What we know is that 67% of veterans have the aptitude strengths to be a software developer, and to be a great one. So, that was really interesting. The ability to connect underlying logic is called ‘fluid intelligence’. A lot of people would describe it as ‘street smarts’. This is the most sought-after strength in great cloud engineers, data engineers and cybersecurity engineers. The reason is that when you do those things, you’re relying on third-party applications, third-party data centres, legacy systems, legacy applications, and then new ones that you’re building. So, it actually is really complex.
It’s not a workflow. It’s a logical workflow. So, that is the most sought-after trait. And veterans have one standard deviation higher than those that are in a computer science degree. And the reason is a lot of veterans come from poverty areas, which there’s obviously a need for a lot of street smarts. But also, they’ve spent the majority of their life between 18 to 21 being told to solve complex problems with little training, whereas everyone else has got the chance to go through university, get educated, and learn it theoretically first.
Do mental health issues still impact your life?
Last year, I was diagnosed with severe depression, and effectively my body doesn’t produce enough serotonin anymore. That’s got nothing to do with trauma. My body produces absurd amounts of dopamine and that then switches to cortisol, which then goes into fat. And eventually, that happened too many times over seven years that I started to get neurotic and wake up and my hands would be shaking, and I wouldn’t feel any stress but my body was in a stress state. It took me a long time to understand that.
I see a therapist once a week, I have things that improve my serotonin, and I have a very strict regimen. One thing I do in my company is let everyone see my treatment plan. I don’t want people to feel sorry for me, I’ve never really ever wanted that. If the CEO can be diagnosed with severe depression and it’s okay, and he can keep his job, hopefully, that creates an environment where you can tell me if something’s up, and we can give you the time to sort it out or make work more flexible, so it improves mental fitness.
What is the power of being transparent about your mental health as a CEO?

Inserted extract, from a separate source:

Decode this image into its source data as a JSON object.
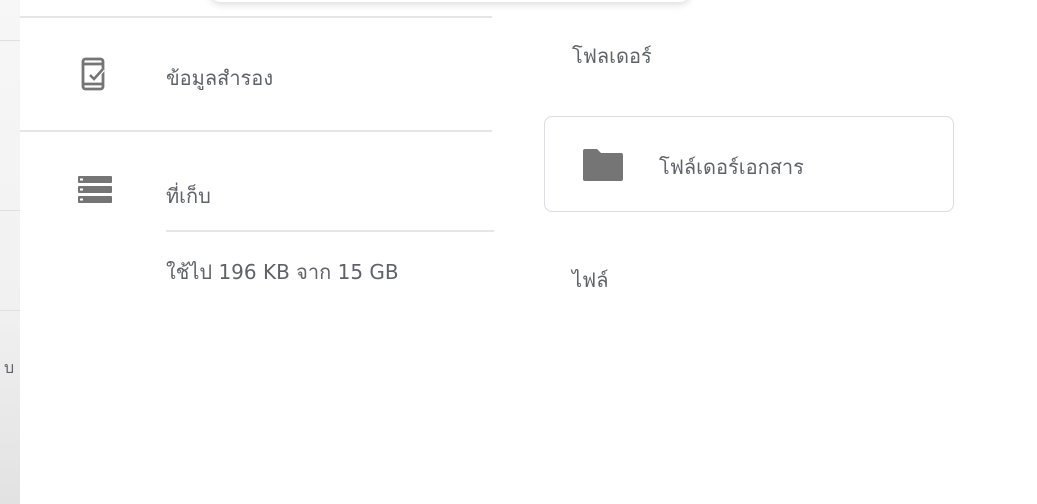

It allows me to not be the CEO. Last year, 70% of our staff had ordinary shares. Now it’s 64%. By June this year, it’ll be 100%. You can’t touch business, you can’t look at it, you can’t feel anything, and there’s no smell to it. Whereas in the army, there are a lot of things that you can touch. You probably shouldn’t lick things, but there’s a lot of history and a lot of camaraderie. And as a CEO, your job is to allocate people, work and money. That’s it.
That’s really boring to me. So, the strength of my being transparent about everything is everyone in our company gets to see cash flow numbers and shareholder reports. Everyone can see everything – every management meeting and video. It allows me to feel like I’m not in charge.
Is this transparency good for your team?
Very much so, but transparency around everything. Every six weeks we run a ‘be transparent’ session and the company gets together and you write who you are proud of, who has the most fears, and who let you down. Once we get all that out of the way, we work out if there’s an actual problem like if we haven’t trained a skill, or we’re missing a process, or we’re not allocating resources effectively.
We took that from combat in the military, where, after we patrol, we would figure out what we could do better. Because you can have all this equipment, but if they’re smarter than you and move faster than you, you won’t survive. Pretty intense, but if you take the time to adapt to it, it can really help you out on your potential.